Political leaders who would be artists confront a challenge not to be weighed down by what may seem an endless procession of domestic and world problems. And, instead, to soar above them and create artistically meritorious works.

As Senghor sought successfully to lead his people to gradual independence through democratic means, with one hand he fended off those who demanded immediate independence. With the other he wrote poetry about racial consciousness: He is the first black to be elected to the Academy.

It is appropriate that Edgar Faure is now the president of the 40-member Academy, founded in 1635 to preserve French literature and language. Faure was France's prime minister during part of the 1950s when Senghor was leading his land, then a French colony, to peacefully gained independence.

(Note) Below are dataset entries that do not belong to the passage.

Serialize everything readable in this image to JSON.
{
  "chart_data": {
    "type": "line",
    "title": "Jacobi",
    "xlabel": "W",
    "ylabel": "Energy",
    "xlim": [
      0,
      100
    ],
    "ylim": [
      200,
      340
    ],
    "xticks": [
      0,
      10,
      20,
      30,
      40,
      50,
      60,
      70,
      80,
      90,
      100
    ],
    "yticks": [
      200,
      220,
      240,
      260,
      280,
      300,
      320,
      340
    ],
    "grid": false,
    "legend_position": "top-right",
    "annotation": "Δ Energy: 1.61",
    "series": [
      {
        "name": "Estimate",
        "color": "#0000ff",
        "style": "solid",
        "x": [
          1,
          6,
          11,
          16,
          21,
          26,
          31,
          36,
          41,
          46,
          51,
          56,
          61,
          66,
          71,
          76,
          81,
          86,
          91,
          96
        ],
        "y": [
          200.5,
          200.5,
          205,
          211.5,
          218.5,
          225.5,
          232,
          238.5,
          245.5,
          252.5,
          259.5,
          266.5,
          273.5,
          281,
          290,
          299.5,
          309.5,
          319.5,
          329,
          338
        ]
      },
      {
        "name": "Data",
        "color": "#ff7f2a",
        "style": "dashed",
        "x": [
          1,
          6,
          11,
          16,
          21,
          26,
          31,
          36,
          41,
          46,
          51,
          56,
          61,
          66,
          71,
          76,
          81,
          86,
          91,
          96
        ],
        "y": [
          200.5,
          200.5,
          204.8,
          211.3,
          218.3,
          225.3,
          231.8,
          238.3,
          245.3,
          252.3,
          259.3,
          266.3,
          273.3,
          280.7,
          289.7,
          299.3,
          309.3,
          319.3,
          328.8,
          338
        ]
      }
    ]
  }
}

Many diplomats the world over are also de facto men of letters: Much of their work entails writing reports to be sent to their government, thus combining the skills of observer and writer.

Occasionally a government official rises to renown as a man of the arts, like Winston Churchill - author of stirring speeches and comprehensive histories as well as twice prime minister of Great Britain.

Or, in a different way, Abraham Lincoln, a man with little formal education, yet who wrote with a spare splendor.